I am unable to prove this trigonometric identity

$$\frac{\tan (A)}{\tan (A)}+\frac{\cot (A)}{\cot (A)}=\frac{1}{1-2\cos^2(A)}$$

I have tried to transform the left-hand side and stuck with this

$$\frac{2\sin(A)\cos(A)}{\sin(A)\cos(A)}$$

And I have tried to transform the right-hand side by changing the $$2\cos^2(A)$$ to $$\frac{2}{\sec^2(A)}$$, and used the trigonometric identity $$1+\tan^2(A)=\sec^2(A)$$ and got this instead

$$\frac{1+\tan^2(A)}{\tan^2(A)-1}$$ which I can transform to $$\frac{\cot(A)+\tan(A)}{\tan(A)-\cot(A)}$$.

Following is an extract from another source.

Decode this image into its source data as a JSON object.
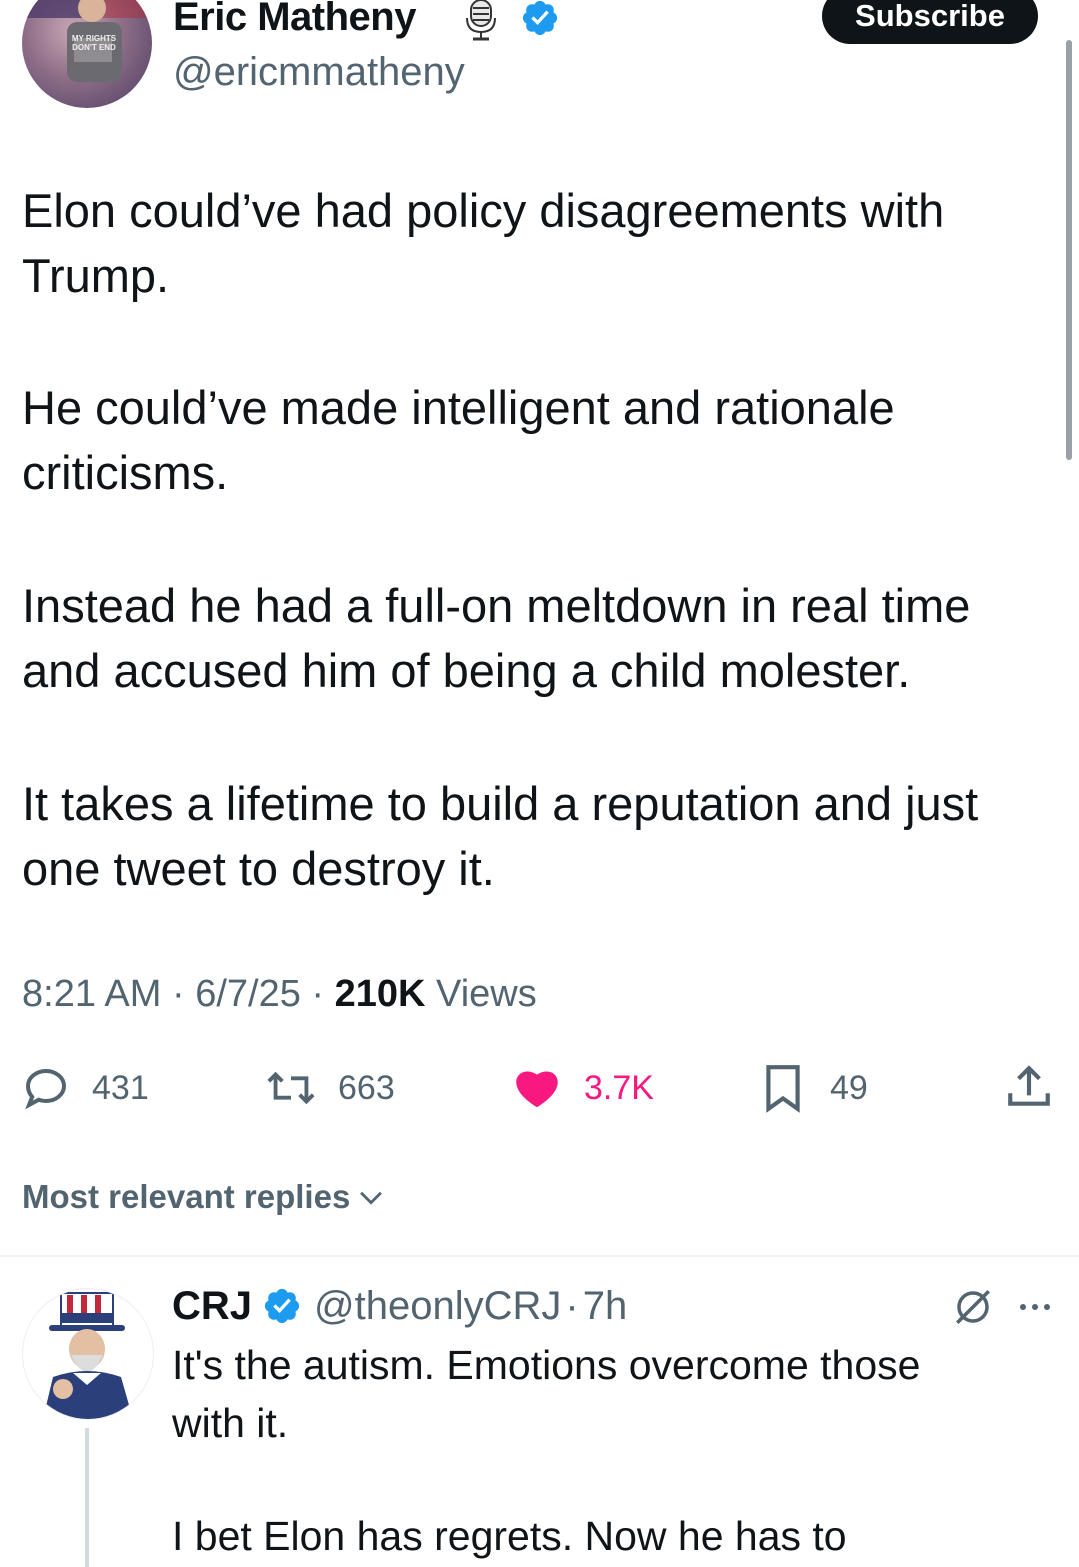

I cannot get both sides equal, help please?

• I think there's a typo as the left side is always $1 + 1 = 2$, so it's independent of $A$, while the right side is definitely not a constant. – John Omielan Dec 30 '18 at 1:09
• @JohnOmielan but that's exactly how the question on textbook is written? – user569622 Dec 30 '18 at 1:11
• Then your textbook must have a typo, because this identity clearly can not be proven true. – Noble Mushtak Dec 30 '18 at 1:12
• @JohnOmielan does that mean every equation that has a dependent variable on one side and a constant on the other side cannot be proven? – user569622 Dec 30 '18 at 1:14
• @NobleMushtak I see, thank you for the answer. That must be the case, the book is so old – user569622 Dec 30 '18 at 1:15

\begin {align} \dfrac {\tan A} {\tan A} + \dfrac{\cot A}{\cot A} = \dfrac {1}{1-2\cos^2 2A} \\ 2 = \dfrac {1}{1-2\cos^2 2A} \\ 2 (1-2\cos^2 2A) = 1 \\ 2 - 4\cos^2 2A = 1 \\ - 4\cos^2 2A = \dfrac {1}{2} \\ \cos^2 2A = -\dfrac {1}{8} \end {align}
Since the last line would require us to take the square root of a negative number, $$A$$ does not exist, and the identity is false.